Rob Levine is the deputy Editorial Director of Billboard magazine: 

"Charlie Watts was not showy. He played in the back of the band. He didn't take long drum solos, but he was the heart and soul of that band. It's hard to imagine them without him. In some ways, he was more of a jazz drummer than a rock drummer, and jazz by personality too. I mean, this is a guy whose hobby was, you know, handmade shoes. And, you know, he made the best dressed list. He was a jazz figure in personality. You know, he's a bit - in his sensibility, he's a bit pre baby boom.

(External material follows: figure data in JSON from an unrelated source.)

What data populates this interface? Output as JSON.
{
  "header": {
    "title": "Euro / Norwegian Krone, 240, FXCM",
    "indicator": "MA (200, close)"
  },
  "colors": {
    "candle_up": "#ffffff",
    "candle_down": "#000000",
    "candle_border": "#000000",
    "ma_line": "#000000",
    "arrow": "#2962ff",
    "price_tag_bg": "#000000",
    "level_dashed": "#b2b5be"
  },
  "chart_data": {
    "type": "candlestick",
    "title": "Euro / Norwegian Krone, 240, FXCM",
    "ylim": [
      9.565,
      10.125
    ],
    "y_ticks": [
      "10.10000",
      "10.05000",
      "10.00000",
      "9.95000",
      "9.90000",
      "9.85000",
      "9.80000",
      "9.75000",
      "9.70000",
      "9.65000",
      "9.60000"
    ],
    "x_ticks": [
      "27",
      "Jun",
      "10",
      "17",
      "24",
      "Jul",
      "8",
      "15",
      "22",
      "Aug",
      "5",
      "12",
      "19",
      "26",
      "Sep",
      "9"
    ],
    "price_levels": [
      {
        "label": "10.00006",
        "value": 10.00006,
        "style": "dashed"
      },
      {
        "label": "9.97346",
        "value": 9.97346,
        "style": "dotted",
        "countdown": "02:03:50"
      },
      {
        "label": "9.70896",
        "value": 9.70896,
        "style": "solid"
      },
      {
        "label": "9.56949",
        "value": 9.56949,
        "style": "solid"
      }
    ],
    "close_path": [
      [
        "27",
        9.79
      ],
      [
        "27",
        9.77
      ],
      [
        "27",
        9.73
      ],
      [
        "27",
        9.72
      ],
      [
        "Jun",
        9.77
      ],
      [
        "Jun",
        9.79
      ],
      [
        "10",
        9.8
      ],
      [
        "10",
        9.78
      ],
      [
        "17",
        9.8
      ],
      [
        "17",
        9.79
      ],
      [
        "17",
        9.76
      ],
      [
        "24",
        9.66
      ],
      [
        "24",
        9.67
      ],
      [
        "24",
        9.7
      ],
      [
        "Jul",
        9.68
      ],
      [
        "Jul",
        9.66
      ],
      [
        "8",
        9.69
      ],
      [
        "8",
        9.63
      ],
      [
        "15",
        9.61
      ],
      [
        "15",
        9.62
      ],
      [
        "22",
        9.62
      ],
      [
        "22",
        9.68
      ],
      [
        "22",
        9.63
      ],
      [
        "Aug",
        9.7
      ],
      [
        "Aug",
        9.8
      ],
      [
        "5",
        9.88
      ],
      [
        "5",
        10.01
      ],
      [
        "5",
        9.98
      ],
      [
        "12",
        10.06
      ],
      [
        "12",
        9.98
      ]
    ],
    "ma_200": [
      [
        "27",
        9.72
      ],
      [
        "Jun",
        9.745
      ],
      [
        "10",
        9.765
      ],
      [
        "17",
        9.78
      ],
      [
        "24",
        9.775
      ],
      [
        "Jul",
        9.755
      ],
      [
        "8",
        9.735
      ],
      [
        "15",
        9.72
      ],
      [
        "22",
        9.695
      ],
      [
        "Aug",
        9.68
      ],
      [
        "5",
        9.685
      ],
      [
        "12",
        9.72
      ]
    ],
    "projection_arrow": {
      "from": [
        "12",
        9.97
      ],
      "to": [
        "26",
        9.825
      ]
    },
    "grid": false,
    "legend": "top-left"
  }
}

But maybe for that reason, maybe despite that, I know, he was such an important part of that band." 

But while he may have been with one of the most famous rock bands in the world - and one that continued touring, year after year - Charlie Watts loved home life. 

He was happily married to Shirley for 50 years, and his hobby was collecting classic cars - even though he couldn't drive. 

He would simply go and sit in them. 

His first love was jazz - and he often referred to being with the Rolling Stones as a 'day job' which financed his love for jazz. 

In a BBC documentary he explained that the only way he could indulge his passion for drumming was to be out on the road when he would rather be at home, which he described as a vicious circle. 

“I can't play the drums at home so I walk about, and to play the drums I have to go on the road. To go on the road, I have to leave home. It's like a terribly vicious circle which has always been my life." 

Billboard's Rob Levine says that set Watts apart. 

"The drummer's always supposed to be the crazy one in a rock band. Think about John Bonham, think about Keith Moon, you know, think about Ginger Baker. Charlie Watts is like the normal one in some ways. I mean, he dressed like an extremely - an absurdly wealthy banker." 

Watts was the final man to join the Rolling Stones; the band had searched for months to find a permanent drummer, but they feared Watts was too accomplished for them. 

Keith Richards says the band wanted him so badly to join that members cut down on expenses so they could afford to pay Watts a proper salary. 

Watts said he believed at first the band would be lucky to last a year. 

Rob Levine says now, it's difficult to imagine the Stones without him. 

"What it means for the Stones is hard to say, I mean, Charlie was going to have some medical treatments and then he was going to be replaced temporarily by Steve Jordan. I don't know what they're going to do immediately, but it's - it's very hard to imagine the Stones without him. It is hard to imagine the Rolling Stones without Charlie Watts as it is to imagine the Rolling Stones without Mick and Keith." 

Mick Jagger tweeted his own tribute to Watts - a picture, without words, of the drummer smiling while playing drums. 

Fellow band member Keith Richards tweeted a picture of an empty drum kit, with a sign hanging on it, saying 'Closed'.